Буквально через несколько минут (они с братом как раз успели налить себе вина и по-дружески пожурить Рокэ за безобразное отношение к самому себе) в дверь кабинета постучали, и в ароматный полумрак прошёл Ричард Окделл. Увидев Лионеля с братом-близнецом, он на мгновение замешкался, но вскоре нашёлся, поклонился и прошёл к креслу Рокэ. Вино он не взял, просто сел на ковер с теневой стороны кресла и замер, и его приятное, но не слишком примечательное лицо словно окаменело. Только серые глаза смотрели с явным, слишком ярким интересом.
- Юноша, я же вас просил больше так не делать, - вздохнул Рокэ, - У меня гости, извольте быть с ними вежливым.
- Прошу прощения, - тихо и неожиданно низко, грудным голосом проговорил Ричард, - Но вы же сами просили меня не улыбаться в вашем присутствии.
- У вас очень избирательная память, юноша, - покрутил в пальцах бокал Алва и неожиданно мирным тоном продолжил, - Спойте о любви.
- Не могу. Я не знаю, как петь о любви, я ведь никогда не любил, - усмешка на лице Окделла была совершенно искренней, но Лионель от этой усмешки вздрогнул и отчего-то понял, почему Рокэ попросил оруженосца не улыбаться в своём присутствии. Уж слишком причудливо искажались черты, словно мимика от одного человека, а лицо от другого.
Эмиль же как будто не заметил этой странности (или сделал вид, что не заметил) и всё-таки подбил Ричарда на песню о любви.

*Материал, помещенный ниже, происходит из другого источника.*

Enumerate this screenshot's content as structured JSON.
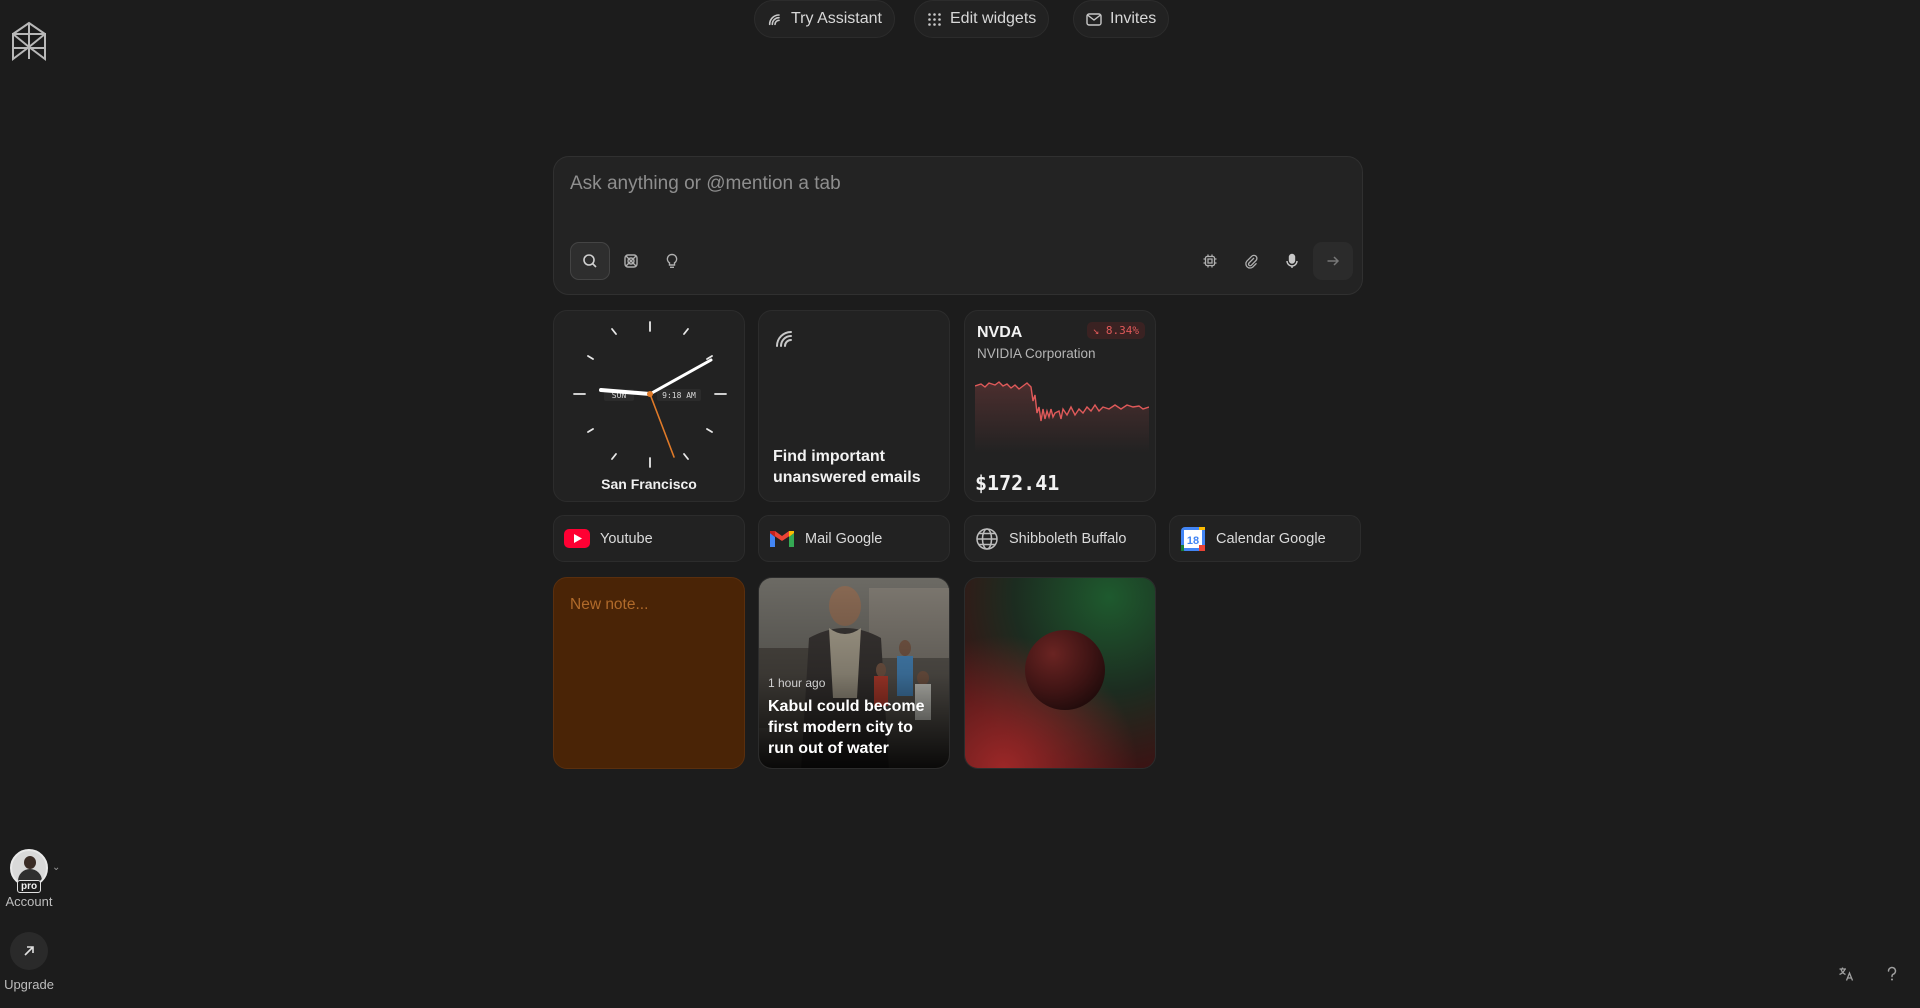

И тогда оказалось, что голос у Окделла довольно высокий и неожиданно нежный, как у юной девушки (правда, ни одна девушка на памяти Лионеля не пела тенором), и пел он не так уж и плохо, просто действительно никогда не влюблялся и потому не знал, какие эмоции нужно вкладывать в песни. Вина ему Рокэ не предлагал, да Ричард и не просил.
Постепенно мальчишка оттаял, разговорился с Эмилем и оказался неожиданно приятным собеседником. Лионель никогда не видел человека, который получал бы от простой беседы почти экстатическое блаженство, а Ричард получал. Шутил, сам того не замечая, словно для него было естественно шутить и смеяться вместе с собеседником. Эмиль увлёкся, а Лионель вдруг заметил, как округлились глаза Рокэ. Не знал того, с кем уже прожил несколько месяцев в одном доме? Смешно...
- И всё равно, я не могу поверить, что ты никогда не влюблялся, - высказался Эмиль.
- А в кого влюбляться? Да и потом, любовь сводит с ума, а мне ещё роман писать. И вообще, любовь приходит и уходит, а роман сохранится в веках. О! - Ричард поднял вверх указательный палец, - Я должен это записать. Но не сейчас. Сейчас я вдруг вспомнил одну песню.
- О любви? - подмигнул Эмиль. Ричард же лишь улыбнулся странной, пугающей улыбкой, и запел так, как мог и не мог.
- Бестелесного и невесомого,
Как тебе услыхать меня
Если ты плоть от плоти слова,
И я же кровь от крови огня?
Пусть сгорают уголья бесчисленных дней
В обнажённой груди дотла.
Не имеющий голоса логос во мне
Раскаляется добела...*
Ричард Окделл действительно никогда не влюблялся, влюбляться не торопился и не врал, когда говорил всё это. Но Лионель увидел, с какой грустью он говорил разумные слова, а после этой песни ещё больше уверился в том, что именно любви сыну Эгмонта и хочется больше всего на свете. Он лжёт самому себе, и ложь считает правдой. Но желание такой силы не скрыть...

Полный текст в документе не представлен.